U.S. President Donald Trump’s malaria drug which he touted as a “game changer” for coronavirus has again failed to show a benefit in hospitalised patients.
A study published in the New England Journal of Medicine reported that the use of hydroxycholoquine neither lessened the need for patients requiring breathing assistance nor the risk of death.
“We didn’t see any association between getting this medicine and the chance of dying or being intubated,” lead researcher Dr. Neil Schluger told Reuters in a telephone interview.
“The patients who got the drug didn’t seem to do any better.”
Among patients given hydroxychloroquine, 32.3% ended up needing a ventilator or dying, compared with 14.9% of patients who were not given the drug.

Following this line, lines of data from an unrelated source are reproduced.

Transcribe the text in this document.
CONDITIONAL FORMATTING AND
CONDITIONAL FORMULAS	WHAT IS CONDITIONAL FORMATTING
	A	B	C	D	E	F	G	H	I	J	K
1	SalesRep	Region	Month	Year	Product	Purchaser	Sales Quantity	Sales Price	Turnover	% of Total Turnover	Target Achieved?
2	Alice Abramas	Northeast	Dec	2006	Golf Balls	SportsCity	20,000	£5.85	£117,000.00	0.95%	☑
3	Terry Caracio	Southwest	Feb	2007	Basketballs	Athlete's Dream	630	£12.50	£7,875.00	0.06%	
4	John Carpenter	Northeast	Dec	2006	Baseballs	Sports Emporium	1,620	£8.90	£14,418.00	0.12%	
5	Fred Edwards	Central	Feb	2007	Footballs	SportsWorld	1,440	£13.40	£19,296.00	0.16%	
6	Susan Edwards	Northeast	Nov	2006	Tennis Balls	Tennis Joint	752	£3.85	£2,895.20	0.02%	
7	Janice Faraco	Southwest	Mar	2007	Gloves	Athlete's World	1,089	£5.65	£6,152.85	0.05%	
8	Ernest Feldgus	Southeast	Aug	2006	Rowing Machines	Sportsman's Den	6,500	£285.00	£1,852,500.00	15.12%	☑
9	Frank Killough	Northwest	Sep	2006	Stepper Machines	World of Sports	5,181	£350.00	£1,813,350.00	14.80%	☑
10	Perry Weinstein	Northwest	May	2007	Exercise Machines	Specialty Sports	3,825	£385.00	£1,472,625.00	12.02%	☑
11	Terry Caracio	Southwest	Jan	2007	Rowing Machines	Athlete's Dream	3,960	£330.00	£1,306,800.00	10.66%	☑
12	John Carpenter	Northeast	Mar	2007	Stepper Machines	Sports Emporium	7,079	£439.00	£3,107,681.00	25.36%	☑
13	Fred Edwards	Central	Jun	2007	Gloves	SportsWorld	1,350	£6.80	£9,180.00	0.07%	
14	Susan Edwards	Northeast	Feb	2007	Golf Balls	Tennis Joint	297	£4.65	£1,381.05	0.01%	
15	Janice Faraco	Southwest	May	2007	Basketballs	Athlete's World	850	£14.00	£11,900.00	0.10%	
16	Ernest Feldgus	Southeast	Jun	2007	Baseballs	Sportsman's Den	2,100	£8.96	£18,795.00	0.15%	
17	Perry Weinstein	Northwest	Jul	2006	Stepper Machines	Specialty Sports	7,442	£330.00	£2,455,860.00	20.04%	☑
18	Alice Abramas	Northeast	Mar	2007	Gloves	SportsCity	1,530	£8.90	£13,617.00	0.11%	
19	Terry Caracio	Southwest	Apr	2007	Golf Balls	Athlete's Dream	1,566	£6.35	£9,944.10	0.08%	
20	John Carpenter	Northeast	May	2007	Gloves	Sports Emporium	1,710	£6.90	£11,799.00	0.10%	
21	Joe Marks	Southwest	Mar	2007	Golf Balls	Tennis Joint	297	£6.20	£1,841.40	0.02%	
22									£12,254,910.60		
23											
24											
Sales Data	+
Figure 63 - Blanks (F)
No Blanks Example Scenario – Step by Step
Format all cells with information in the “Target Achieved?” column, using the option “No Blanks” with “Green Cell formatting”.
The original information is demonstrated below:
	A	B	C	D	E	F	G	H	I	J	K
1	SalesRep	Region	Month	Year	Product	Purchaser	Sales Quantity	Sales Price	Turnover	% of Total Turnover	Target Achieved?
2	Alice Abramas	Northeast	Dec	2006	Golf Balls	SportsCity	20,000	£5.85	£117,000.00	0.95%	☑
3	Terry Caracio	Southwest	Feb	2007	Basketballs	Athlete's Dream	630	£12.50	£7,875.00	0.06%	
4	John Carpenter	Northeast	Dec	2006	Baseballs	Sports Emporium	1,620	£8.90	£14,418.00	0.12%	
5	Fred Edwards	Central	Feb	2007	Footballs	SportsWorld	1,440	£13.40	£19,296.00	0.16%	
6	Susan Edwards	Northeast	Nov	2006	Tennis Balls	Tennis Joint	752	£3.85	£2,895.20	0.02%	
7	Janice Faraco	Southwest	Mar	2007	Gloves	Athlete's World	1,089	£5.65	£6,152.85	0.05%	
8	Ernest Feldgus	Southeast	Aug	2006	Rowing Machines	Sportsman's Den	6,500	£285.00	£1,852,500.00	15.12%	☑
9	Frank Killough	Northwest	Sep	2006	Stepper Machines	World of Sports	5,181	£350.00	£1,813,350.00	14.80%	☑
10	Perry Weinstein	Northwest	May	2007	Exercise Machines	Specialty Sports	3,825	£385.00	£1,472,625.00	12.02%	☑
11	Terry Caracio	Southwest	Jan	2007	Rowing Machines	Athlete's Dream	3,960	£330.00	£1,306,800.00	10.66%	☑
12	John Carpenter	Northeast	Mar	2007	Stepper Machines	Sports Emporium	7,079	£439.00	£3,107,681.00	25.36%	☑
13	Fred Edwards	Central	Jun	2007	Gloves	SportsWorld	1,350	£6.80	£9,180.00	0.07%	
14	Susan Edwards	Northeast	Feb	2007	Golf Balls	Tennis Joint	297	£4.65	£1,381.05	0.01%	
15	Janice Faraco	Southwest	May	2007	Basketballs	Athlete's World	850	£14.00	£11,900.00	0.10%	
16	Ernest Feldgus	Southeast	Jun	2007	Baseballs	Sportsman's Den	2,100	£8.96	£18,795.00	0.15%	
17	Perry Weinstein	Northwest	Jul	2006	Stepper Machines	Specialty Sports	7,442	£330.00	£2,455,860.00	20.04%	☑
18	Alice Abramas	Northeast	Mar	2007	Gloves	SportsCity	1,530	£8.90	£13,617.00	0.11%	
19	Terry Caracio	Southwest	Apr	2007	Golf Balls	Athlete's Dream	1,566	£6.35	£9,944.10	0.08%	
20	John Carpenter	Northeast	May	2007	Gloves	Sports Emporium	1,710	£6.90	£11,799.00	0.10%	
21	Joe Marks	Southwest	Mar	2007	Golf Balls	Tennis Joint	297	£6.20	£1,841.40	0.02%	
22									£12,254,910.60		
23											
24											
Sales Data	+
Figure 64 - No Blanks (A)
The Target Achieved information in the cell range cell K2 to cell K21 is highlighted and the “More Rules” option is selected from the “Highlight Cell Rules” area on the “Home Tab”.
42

But doctors were more likely to give hydroxychloroquine to sicker patients, so researchers at New York-Presbyterian Hospital and Columbia University Irving Medical Center adjusted the rates to account for that.
They concluded that the drug may not have hurt patients, but it clearly did not help.
Decades old hydroxychloroquine, which is also used to treat lupus and rheumatoid arthritis, also showed no benefit when combined with the antibiotic azithromycin, Schluger’s team reported.
Azithromycin alone also showed no benefit.
Last month, doctors at the U.S. Department of Veterans Affairs reported that hydroxychloroquine did not help COVID-19 patients and might pose a higher risk of death.
That analysis of medical records showed a death rate of 28% when the drug was given in addition to standard treatments, compared to 11% with standard care alone.
In the latest study, 811 patients got hydroxychloroquine and 565 did not.
Because they were not randomly assigned to receive hydroxychloroquine or a placebo, “the study should not be taken to rule out either benefit or harm” for the drug, researchers said.
Randomized trials, the gold standard for tests of new therapies, should continue, they added.
But for now, “the guidance in our hospital has changed so we don’t recommend giving hydroxychloroquine to hospitalised patients,” said Dr. Schluger, chief of the division of pulmonary, allergy and critical care medicine at Irving.